Assessing high and low commitment levels of social media tools for your business

Are you getting your daily dose of social media in the right proportions?

Stumbled upon this wonderful pyramid posted by Lee Aase on his SMUG blog. I’m drawn to the two arrows in particular – one pointing up as the Commitment level, and another pointing down as the Quantity level. If you’re interested in Lee’s observations, check out his blog. But here I have some added thoughts as to the implications of the different tiers of social media activities.

Courtesy of Lee Aase and Valeri Gungor

Courtesy of Lee Aase and Valeri Gungor

Does the higher commitment level always yield higher gains? I’m not sure. I think both the quanitity and quality of gains can go up and down the pyramid, depending on what types of gains you’re looking for.

Via Twitter, some recruiters are finding candidates while some candidates are finding jobs. Level of commitment – pretty low. Tweeting a job listing is not rocket science, and may take as little as 5-10 seconds to do. For the candidates, the amount of time required to click through the link, read the job post and respond to the job might not be all that much different from checking a job post on Careerbuilder or Monster. However, the advantage of responding to a tweet is that you’re building instant rapport with the tweeter, i.e. the recruiter. That rapport can be further developed via more tweets going back and forth. That’s where social networking begins.

Using the same example of job listings and job search, let’s take a look at the interactions between Twitter and Blogs. Checking different blogs to keep abreast of the latest job postings take a much higher level of commitment, and I’m not sure if people post job listings or talk about the jobs they’re hiring on blogs so much. However, via blogs, one could end up landing on more job postings with links on the sidebar, inspiration from the blog posts, or identifying names and company names mentioned on the blogs, but the level of engagement is more significant and the commitment to keep checking back is undeniably higher than checking into Twitter.

So what’s the point I’m trying to make? Yes, blogs require a higher level of commitment, but the lower level of commitment required by Twitter might not yield any worse results than blogs.

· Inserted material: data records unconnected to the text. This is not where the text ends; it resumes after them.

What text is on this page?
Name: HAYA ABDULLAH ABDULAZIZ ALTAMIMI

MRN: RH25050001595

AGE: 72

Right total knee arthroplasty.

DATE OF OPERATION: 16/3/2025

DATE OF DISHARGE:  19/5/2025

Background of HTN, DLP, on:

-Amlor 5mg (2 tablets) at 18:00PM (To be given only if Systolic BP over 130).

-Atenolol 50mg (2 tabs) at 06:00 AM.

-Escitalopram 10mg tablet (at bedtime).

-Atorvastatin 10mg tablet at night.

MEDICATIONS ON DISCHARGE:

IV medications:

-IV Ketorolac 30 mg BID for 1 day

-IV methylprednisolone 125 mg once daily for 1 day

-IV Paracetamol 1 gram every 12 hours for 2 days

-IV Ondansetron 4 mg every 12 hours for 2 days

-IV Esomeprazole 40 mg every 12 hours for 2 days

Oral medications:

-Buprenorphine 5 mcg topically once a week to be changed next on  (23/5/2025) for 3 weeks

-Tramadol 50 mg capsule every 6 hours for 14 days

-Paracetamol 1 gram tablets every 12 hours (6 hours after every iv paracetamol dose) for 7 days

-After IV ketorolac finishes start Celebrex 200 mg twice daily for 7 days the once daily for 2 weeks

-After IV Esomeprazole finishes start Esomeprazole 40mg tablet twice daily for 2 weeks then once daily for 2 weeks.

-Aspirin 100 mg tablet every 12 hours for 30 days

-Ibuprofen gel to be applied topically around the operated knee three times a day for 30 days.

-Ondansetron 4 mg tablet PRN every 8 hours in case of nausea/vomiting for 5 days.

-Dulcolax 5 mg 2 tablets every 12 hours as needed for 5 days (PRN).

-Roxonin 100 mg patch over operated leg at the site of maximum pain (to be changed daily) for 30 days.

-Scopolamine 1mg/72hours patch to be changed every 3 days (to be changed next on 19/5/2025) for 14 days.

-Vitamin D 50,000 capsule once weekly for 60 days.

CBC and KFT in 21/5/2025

If you’re a company thinking where and what social networking sites you want to be involved with, then consider this: Twitter might not be as scattered or schizophrenic as one might think. The next time someone says to you Twitter is not fitting for your business, that it’s a tool for young people only (which by the way it’s not true at all, see the latest Comscore study on the changing demographics of Twitter users), ask them why they say so, how they can apply the tool for your business and make it work, and what commitment level is required. You might be surprised by how much low-level commitment tools can offer you.